1) Fundamentos técnicos e científicos

  • Monitoramento em tempo real: Tecnologias como reconhecimento facial, algoritmos de análise preditiva e câmeras integradas a sistemas de inteligência artificial (IA) permitem rastrear pessoas e prever comportamentos, como exemplificado em estudos de predição criminal (Perry et al., RAND, 2013).
  • Big Data e Analytics: Sistemas coletam, armazenam e correlacionam dados massivos — geolocalização, transações financeiras, redes sociais —, formando perfis de risco.
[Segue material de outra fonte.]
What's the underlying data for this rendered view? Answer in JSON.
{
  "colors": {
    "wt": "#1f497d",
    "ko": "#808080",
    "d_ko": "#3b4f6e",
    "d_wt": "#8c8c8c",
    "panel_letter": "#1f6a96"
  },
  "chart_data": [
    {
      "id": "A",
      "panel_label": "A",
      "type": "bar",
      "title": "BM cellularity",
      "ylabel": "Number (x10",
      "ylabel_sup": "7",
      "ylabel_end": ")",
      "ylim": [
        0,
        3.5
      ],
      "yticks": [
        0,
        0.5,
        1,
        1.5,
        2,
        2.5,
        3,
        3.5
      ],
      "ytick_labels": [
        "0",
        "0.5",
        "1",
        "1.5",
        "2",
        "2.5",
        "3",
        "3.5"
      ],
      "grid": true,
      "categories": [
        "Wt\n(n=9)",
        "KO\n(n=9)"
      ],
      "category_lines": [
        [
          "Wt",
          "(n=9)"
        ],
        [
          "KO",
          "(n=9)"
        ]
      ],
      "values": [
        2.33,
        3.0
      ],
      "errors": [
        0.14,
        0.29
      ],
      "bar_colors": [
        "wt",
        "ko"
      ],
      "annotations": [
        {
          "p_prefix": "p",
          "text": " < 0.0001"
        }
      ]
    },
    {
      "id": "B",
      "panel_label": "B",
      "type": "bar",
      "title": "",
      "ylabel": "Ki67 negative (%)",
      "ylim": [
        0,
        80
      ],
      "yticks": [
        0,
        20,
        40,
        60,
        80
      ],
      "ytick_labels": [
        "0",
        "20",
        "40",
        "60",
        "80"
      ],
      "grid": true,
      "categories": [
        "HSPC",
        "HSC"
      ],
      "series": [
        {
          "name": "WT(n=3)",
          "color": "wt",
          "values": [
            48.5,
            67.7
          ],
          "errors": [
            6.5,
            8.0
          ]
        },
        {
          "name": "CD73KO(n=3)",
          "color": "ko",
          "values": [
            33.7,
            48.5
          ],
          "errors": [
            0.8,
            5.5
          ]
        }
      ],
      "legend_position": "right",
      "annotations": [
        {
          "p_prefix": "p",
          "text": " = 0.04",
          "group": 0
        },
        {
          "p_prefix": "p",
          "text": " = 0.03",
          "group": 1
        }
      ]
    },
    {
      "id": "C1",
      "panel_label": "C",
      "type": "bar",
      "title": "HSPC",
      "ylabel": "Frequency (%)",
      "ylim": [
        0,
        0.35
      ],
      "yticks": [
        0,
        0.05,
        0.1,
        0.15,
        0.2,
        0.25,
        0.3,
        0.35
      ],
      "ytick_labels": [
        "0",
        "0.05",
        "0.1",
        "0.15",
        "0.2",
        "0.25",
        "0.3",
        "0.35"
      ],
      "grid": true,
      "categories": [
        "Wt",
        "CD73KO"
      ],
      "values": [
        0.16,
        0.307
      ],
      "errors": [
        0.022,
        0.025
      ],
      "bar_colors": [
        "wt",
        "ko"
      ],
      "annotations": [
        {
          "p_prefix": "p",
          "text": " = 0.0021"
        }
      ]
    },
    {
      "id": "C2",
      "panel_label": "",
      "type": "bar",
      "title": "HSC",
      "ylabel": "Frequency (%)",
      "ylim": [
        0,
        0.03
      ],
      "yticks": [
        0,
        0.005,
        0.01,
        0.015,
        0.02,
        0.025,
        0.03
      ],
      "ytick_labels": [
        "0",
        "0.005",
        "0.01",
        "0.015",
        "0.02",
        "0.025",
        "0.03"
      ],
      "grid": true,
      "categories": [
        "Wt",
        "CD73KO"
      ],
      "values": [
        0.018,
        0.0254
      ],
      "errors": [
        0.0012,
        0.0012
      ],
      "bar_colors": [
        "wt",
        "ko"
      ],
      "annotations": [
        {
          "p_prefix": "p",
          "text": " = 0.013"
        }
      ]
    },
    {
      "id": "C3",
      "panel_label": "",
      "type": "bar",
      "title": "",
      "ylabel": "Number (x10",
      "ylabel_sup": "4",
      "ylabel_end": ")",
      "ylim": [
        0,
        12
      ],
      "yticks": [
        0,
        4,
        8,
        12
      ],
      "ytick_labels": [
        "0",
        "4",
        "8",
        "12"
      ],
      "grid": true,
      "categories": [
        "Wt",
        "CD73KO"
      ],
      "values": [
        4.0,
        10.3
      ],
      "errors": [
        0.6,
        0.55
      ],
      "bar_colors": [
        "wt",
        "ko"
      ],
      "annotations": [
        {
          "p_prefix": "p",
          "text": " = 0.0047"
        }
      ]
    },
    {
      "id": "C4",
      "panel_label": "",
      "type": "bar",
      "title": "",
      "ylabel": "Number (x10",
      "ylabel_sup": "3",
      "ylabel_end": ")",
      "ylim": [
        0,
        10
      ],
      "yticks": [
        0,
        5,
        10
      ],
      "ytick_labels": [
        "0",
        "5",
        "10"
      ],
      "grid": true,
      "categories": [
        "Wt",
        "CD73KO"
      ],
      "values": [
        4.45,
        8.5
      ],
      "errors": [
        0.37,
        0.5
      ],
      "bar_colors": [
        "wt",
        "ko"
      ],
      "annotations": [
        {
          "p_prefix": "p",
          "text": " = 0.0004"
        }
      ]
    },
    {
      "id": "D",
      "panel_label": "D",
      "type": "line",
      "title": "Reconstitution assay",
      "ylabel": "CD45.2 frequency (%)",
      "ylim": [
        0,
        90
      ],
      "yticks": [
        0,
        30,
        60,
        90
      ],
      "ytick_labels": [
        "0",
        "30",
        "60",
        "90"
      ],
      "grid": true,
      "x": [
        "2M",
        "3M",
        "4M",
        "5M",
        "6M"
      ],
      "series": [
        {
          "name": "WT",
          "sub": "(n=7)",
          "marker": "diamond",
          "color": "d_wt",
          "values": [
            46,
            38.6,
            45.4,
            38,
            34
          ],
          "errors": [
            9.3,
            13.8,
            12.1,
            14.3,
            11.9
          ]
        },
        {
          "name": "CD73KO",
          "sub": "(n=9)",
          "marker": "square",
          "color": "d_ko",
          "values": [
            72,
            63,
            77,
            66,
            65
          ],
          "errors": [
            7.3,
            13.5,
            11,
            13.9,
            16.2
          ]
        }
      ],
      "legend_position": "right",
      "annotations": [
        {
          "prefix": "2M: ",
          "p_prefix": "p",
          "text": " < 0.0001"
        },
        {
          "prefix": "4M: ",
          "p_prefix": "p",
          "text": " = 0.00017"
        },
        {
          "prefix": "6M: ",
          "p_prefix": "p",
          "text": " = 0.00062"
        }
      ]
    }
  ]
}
Isso pode ser útil na segurança pública (ex.: prevenção de ataques), mas também no controle social.
  • IoT (Internet das Coisas): Dispositivos domésticos, carros conectados e smartphones geram dados que, em teoria, podem ser usados para segurança, mas que também permitem rastreamento detalhado da rotina individual.
  • Redes 5G e computação em nuvem: Aceleram o processamento e a transmissão de dados de vigilância, tornando a análise quase instantânea, o que amplia o poder de resposta do Estado — e de empresas.

 

2) Perspectiva filosófica e política

  • Segurança x Liberdade: O filósofo Michel Foucault, em “Vigiar e Punir” (1975), discute como dispositivos de vigilância se transformam em instrumentos de poder, moldando comportamentos sociais e impondo normas.
  • “Sociedade do Controle” de Deleuze: Gilles Deleuze propôs que passamos do modelo disciplinar (prisões, escolas) para o controle difuso e contínuo, em que cada ação é registrada e avaliada.
  • Liberdade vigiada: A promessa de segurança pode legitimar o monitoramento contínuo, transformando a liberdade em mera permissão condicionada ao comportamento “aceitável”.

 

3) Liberdade de expressão e censura algorítmica

  • Redes sociais como arenas de controle: Plataformas que dizem promover a liberdade de expressão utilizam algoritmos que priorizam conteúdos ou silenciam vozes com base em padrões comerciais ou alinhamentos políticos, prática chamada de “shadow banning”.
  • Vigilância privada: Empresas de tecnologia colaboram com governos (vide PRISM, revelado por Edward Snowden) e definem unilateralmente o que pode ou não circular, sem transparência ou devido processo.
  • Chilling effect: O medo de ser monitorado ou punido faz as pessoas se autocensurarem, enfraquecendo a democracia e a pluralidade.

 

4) Desfechos possíveis: entre segurança e distopia

  • Aperfeiçoamento democrático: Se reguladas com base em direitos fundamentais (ex.: GDPR na Europa), tecnologias podem reduzir crimes sem ferir liberdades, preservando o consentimento informado e limitando abusos.
  • Controle autoritário: Em regimes sem contrapesos institucionais, a mesma tecnologia viabiliza perseguições políticas, exclusão social e manipulação de eleições.
  • Normalização da vigilância: Quando a sociedade naturaliza o monitoramento em troca de conveniência e sensação de segurança, cria-se um ambiente de aceitação passiva do controle.
  • Respostas sociais: Movimentos como a luta por criptografia forte, softwares livres e leis de proteção de dados são tentativas de reequilibrar a balança em favor do indivíduo.

 

As tecnologias de segurança social são paradoxais: podem salvar vidas e coibir crimes, mas também restringir liberdades, se transformando em ferramentas de controle da “matriz” social. A decisão entre segurança e liberdade depende do uso ético, da regulação transparente e da vigilância cidadã sobre quem vigia.